Angola: PGR justifica morosidade de processo de Isabel dos Santos com "complexidade"

"Processos não se investigam em seis meses", afirma Hélder Pitta Grós. Sobre a alegada "conspiração" de que a empresária se queixa, PGR angolano diz que Isabel dos Santos "é livre de dizer aquilo que achar conveniente".

O Procurador-Geral da República (PGR) de Angola justificou esta quinta-feira (15.04) a morosidade do processo de Isabel dos Santos com a sua "complexidade" e referiu que a empresária angolana "é livre de dizer aquilo que achar conveniente para a sua defesa".

Segundo Hélder Pitta Grós, "os processos não se investigam em seis meses e nem em um ano, esse é o tipo de crimes pela sua complexidade levam muito mais tempo, são muito mais morosos".

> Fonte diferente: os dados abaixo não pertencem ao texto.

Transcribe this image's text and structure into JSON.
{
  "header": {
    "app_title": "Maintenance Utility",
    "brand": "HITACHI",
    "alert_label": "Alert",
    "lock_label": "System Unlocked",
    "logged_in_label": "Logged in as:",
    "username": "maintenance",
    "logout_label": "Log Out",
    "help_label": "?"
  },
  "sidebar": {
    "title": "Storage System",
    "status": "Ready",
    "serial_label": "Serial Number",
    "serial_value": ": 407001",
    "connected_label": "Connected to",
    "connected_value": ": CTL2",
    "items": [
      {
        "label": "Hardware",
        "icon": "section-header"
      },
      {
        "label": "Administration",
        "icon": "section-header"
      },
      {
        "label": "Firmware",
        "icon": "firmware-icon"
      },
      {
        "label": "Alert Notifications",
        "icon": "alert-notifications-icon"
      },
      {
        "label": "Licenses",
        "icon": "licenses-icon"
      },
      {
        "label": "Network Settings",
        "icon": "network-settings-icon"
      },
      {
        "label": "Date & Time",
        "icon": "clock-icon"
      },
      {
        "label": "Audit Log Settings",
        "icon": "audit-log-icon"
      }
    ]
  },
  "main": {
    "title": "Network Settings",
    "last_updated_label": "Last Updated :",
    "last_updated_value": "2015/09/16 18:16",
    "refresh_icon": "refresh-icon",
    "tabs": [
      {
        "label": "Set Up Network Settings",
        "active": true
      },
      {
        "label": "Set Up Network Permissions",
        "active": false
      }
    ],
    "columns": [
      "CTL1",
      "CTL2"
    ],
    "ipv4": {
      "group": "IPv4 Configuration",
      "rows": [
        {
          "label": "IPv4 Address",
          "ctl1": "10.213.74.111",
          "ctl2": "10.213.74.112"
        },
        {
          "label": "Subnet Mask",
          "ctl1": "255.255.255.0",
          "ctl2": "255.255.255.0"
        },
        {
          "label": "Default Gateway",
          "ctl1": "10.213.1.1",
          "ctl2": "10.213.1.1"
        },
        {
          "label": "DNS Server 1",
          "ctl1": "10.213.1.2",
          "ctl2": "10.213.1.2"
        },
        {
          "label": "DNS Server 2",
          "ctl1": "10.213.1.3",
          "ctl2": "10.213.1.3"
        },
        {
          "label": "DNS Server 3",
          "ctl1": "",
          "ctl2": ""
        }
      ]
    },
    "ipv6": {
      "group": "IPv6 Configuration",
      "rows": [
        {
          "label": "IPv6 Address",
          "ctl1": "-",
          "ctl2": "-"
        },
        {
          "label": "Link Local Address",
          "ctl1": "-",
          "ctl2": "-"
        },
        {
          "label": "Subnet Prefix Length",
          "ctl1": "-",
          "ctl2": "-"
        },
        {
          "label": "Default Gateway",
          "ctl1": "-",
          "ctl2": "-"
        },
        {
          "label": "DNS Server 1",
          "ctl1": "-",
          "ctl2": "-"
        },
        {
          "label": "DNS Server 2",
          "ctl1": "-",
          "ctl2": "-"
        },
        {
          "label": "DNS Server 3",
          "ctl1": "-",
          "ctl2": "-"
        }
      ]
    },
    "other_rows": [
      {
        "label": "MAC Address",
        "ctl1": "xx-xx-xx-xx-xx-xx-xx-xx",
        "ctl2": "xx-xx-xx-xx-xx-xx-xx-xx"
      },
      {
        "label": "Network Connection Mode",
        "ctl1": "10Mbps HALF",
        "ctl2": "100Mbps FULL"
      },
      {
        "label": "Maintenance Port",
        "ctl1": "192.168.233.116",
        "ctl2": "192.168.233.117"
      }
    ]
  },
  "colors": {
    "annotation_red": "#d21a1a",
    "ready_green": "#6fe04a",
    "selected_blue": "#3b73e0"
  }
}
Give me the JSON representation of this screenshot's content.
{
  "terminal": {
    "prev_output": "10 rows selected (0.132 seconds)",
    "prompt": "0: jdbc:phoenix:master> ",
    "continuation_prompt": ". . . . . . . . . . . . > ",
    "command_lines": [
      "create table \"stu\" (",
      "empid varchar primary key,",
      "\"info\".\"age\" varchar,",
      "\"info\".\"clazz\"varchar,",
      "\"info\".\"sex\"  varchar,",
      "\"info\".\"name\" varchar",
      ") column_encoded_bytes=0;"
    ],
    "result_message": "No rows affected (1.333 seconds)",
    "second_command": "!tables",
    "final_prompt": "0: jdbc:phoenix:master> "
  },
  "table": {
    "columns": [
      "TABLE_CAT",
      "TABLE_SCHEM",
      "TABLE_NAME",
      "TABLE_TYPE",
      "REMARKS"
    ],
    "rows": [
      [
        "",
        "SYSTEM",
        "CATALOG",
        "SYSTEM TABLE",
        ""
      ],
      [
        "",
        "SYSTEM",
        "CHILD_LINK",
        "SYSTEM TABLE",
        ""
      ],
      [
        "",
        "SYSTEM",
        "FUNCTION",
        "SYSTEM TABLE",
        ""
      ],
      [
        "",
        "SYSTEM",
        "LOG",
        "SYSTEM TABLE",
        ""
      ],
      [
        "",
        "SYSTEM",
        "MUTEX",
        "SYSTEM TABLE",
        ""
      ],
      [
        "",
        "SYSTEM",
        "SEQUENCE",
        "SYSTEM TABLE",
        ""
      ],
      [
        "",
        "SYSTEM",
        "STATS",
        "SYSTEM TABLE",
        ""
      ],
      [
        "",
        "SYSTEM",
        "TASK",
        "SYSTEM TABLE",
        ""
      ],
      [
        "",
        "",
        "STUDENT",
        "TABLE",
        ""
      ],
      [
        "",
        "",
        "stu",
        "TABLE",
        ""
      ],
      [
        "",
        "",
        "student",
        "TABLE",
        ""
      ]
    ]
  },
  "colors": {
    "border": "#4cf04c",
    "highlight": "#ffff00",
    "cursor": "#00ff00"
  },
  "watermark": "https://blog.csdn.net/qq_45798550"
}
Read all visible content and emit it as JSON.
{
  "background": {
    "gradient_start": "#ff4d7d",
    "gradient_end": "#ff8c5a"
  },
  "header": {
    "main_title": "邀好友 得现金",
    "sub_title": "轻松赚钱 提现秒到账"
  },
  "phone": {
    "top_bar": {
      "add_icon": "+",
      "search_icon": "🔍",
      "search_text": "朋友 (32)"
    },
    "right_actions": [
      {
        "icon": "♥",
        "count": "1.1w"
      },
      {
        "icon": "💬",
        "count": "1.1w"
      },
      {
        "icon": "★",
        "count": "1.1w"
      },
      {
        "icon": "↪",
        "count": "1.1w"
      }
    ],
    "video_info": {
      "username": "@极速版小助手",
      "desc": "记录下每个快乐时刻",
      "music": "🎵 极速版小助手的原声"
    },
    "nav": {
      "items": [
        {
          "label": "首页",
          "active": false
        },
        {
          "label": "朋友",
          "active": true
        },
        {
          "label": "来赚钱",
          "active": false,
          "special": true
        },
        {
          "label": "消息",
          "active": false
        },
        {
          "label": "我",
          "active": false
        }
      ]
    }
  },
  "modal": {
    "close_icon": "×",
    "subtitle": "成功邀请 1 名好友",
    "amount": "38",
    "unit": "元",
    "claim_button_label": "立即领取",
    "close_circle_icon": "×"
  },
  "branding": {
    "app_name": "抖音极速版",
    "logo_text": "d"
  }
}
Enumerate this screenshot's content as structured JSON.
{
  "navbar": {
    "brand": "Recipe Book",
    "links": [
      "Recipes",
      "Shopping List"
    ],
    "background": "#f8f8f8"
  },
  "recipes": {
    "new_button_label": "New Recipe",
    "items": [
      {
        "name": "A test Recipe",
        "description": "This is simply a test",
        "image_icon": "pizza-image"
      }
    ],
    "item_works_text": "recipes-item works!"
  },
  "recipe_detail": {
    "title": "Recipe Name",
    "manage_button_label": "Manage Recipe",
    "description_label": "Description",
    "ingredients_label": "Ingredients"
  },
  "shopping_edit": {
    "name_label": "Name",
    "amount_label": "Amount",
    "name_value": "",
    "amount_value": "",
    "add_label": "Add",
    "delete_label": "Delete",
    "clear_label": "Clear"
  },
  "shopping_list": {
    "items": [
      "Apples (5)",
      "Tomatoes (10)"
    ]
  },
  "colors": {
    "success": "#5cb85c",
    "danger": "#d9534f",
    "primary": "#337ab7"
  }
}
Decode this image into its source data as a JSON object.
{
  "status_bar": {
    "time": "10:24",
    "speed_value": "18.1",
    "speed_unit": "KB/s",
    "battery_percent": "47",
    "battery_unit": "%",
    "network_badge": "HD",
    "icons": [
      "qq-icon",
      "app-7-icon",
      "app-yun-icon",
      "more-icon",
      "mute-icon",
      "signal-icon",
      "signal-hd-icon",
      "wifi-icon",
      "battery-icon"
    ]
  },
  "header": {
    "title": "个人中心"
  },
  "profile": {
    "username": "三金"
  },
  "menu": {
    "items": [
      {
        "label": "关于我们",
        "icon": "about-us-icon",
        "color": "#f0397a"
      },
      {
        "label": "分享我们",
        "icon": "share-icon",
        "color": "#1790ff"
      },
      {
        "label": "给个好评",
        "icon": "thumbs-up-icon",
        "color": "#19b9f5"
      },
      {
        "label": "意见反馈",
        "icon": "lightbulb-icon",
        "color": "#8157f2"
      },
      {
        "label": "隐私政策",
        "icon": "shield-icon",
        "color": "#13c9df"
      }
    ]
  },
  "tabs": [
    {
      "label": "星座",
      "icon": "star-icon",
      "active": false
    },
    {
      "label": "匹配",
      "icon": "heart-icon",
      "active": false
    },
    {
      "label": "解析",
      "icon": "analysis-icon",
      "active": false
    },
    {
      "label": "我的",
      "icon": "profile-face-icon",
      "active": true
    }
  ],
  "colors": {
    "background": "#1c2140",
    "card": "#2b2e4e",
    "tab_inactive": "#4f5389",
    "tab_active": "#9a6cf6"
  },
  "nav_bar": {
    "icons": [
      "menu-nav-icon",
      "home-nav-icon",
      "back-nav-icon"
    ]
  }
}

"Requerem também muita intervenção da cooperação internacional a solicitação de exames, de perícias, de documentação", argumentou, em declarações aos jornalistas, após inaugurar o Parlatório Virtual (Sala de Videoconferência) do Hospital Prisão São Paulo, em Luanda.

Para o Procurador-Geral da República de Angola, a "morosidade" do processo que envolve a empresária Isabel dos Santos também decorre das limitações impostas pela Covid-19, "sobretudo no ano passado, pelo que as instituições já não trabalham, praticamente a 100%".

"Isso não só em Angola, mas também noutros países mais desenvolvidos do que o nosso, também há dificuldades no funcionamento, mas o importante é o trabalho está a ser feito e da melhor forma possível", assegurou Hélder Pitta Grós, sem entrar mais em detalhes.

"Conspiração" sem comentários

Questionado pela Lusa sobre a alegada "conspiração" de que se queixa a empresária, o PGR respondeu que "a senhora engenheira Isabel dos Santos é livre de dizer aquilo que achar por conveniente para a sua defesa".

"Em relação a isso não tenho nada a comentar, é uma opinião dela e não tenho nada a dizer acerca disso", afirmou Hélder Pitta Grós. 

A empresária acusou, em finais de março, o Presidente João Lourenço de tentar "usurpar" ilegalmente os seus bens e apresentou no Tribunal de Londres alegadas provas que revelariam "uma conspiração" no âmbito do processo que envolve a Unitel.